The WHO and FDA Approve Ebola Vaccine, Ervebo

The WHO and FDA Approve Ebola Vaccine, Ervebo

A new, injectable vaccine has been approved to fight the deadly and highly contagious virus, Ebola. Health officials hope it can start to mitigate current and future outbreaks of the disease.

As of last month, the U.S. Food and Drug Administration (FDA) approved the very first vaccine for the Ebola virus disease. Manufactured by American pharmaceutical company, Merck, the vaccine is called Ervebo, and can be administered in just a single dose.

The announcement of the vaccine by the FDA came one month after the World Health Organization (WHO), the global health arm of the United Nations, approved the vaccine. It hopes that it will be a critical step in licensing and distributing the vaccine in countries most at risk of Ebola outbreaks.

“This is a historic step towards ensuring the people who most need it are able to access this life-saving vaccine,” said Dr. Tedros Adhanom Ghebreyesus, WHO Director-General. “Five years ago, we had no vaccine and no therapeutics for Ebola. With a prequalified vaccine and experimental therapeutics, Ebola is now preventable and treatable.”

The vaccine’s most immediate potential is, as Ghebreyesus said, in countries where Ebola outbreaks are frequent and dangerous. Ebola cases in the United States are very rare, and those that have occurred have been a result of people getting infected in other countries and then travelling to the Unites States, or health workers falling ill after treating Ebola patients.

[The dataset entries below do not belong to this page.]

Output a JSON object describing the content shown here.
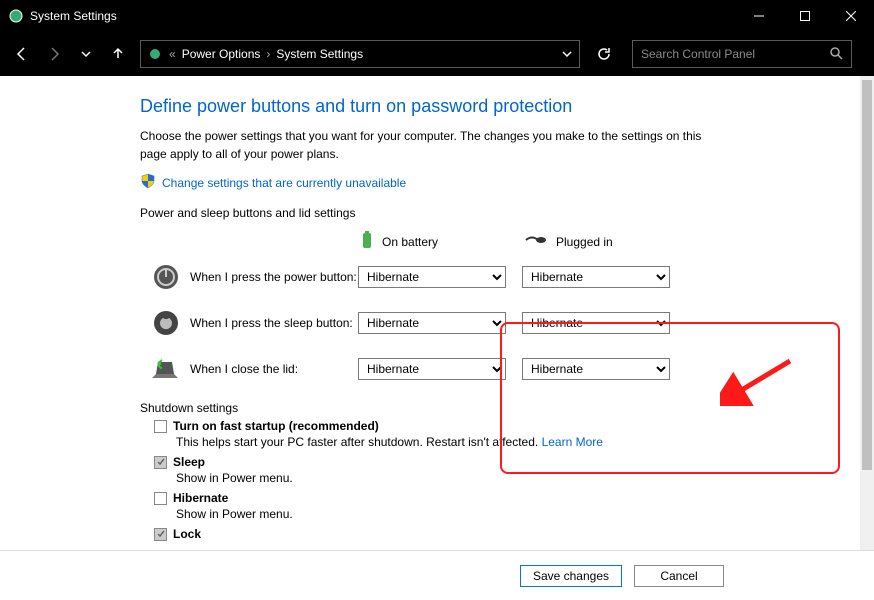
{
  "window": {
    "title": "System Settings"
  },
  "nav": {
    "breadcrumb": [
      "Power Options",
      "System Settings"
    ],
    "search_placeholder": "Search Control Panel"
  },
  "page": {
    "heading": "Define power buttons and turn on password protection",
    "description": "Choose the power settings that you want for your computer. The changes you make to the settings on this page apply to all of your power plans.",
    "admin_link": "Change settings that are currently unavailable",
    "section1": "Power and sleep buttons and lid settings",
    "cols": {
      "battery": "On battery",
      "plugged": "Plugged in"
    },
    "rows": [
      {
        "label": "When I press the power button:",
        "battery": "Hibernate",
        "plugged": "Hibernate"
      },
      {
        "label": "When I press the sleep button:",
        "battery": "Hibernate",
        "plugged": "Hibernate"
      },
      {
        "label": "When I close the lid:",
        "battery": "Hibernate",
        "plugged": "Hibernate"
      }
    ],
    "section2": "Shutdown settings",
    "shutdown": [
      {
        "checked": false,
        "title": "Turn on fast startup (recommended)",
        "sub": "This helps start your PC faster after shutdown. Restart isn't affected.",
        "link": "Learn More"
      },
      {
        "checked": true,
        "title": "Sleep",
        "sub": "Show in Power menu."
      },
      {
        "checked": false,
        "title": "Hibernate",
        "sub": "Show in Power menu."
      },
      {
        "checked": true,
        "title": "Lock",
        "sub": ""
      }
    ]
  },
  "buttons": {
    "save": "Save changes",
    "cancel": "Cancel"
  }
}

The United States government will continue to help fight Ebola, especially in other countries, and especially in Africa. The current outbreak in the Democratic of the Congo is of peak concern.

Here is what the virus looks like and why its outbreak is highly alarming.

The Ebola virus is transmitted by bodily fluids, namely blood or secretions. It causes an often-fatal kind of hemorrhagic fever that causes bleeding inside and outside the body. It has an incubation period that ranges from 2 to 21 days. It’s highly deadly, and has a fatality rate of 50 to 90 percent.

Ebola is ravaging the Democratic Republic of the Congo. The outbreak is the 10th the African nation has seen since 1976, the year the scientists first identified the virus in a small town of Yambuku near the Ebola River. The outbreak in the Congo is the second-largest, second-deadliest Ebola outbreak on record.  

Since Aug. 1 of 2018, over 3,354 people have reported symptoms of hemorrhagic fever in areas of the Congo, and 3,236 of those have tested positive for Ebola, according to Congolese health officials. So far, there have been 2,220 deaths—2,102 of which have been from confirmed cases of Ebola. The other deaths are considered probable cases. Still, thousands more are currently sick form the virus.

Ervebo has been circulating communities for a year or so now. Congolese health officials and the WHO began using Ervebo in 2018 as an experimental vaccine to help address the epidemic. Over 258,000 people have been vaccinated in the outbreak zone to date. A second experimental vaccine, produced by Johnson & Johnson, was recently deployed in the massive city of Goma, according to Congolese health officials.

While a vaccine does not cure the disease or ensure there will be no future cases, vaccines are essential to mitigating outbreaks and keeping diseases from spreading. Dr. Peter Marks, director of the FDA’s Center for Biologics Evaluation and Research, said the following:

“Ebola virus disease is a rare but severe and often deadly disease that knows no borders. Vaccination is essential to help prevent outbreaks and to stop the Ebola virus from spreading when outbreaks do occur.”

The presentation of a vaccine for Ebola is critical to addressing the worldwide threat of the disease. First the WHO approved it, then the FDA followed, and more countries are likely to follow in an effort to ensure that Ebola is not only preventable, but also treatable.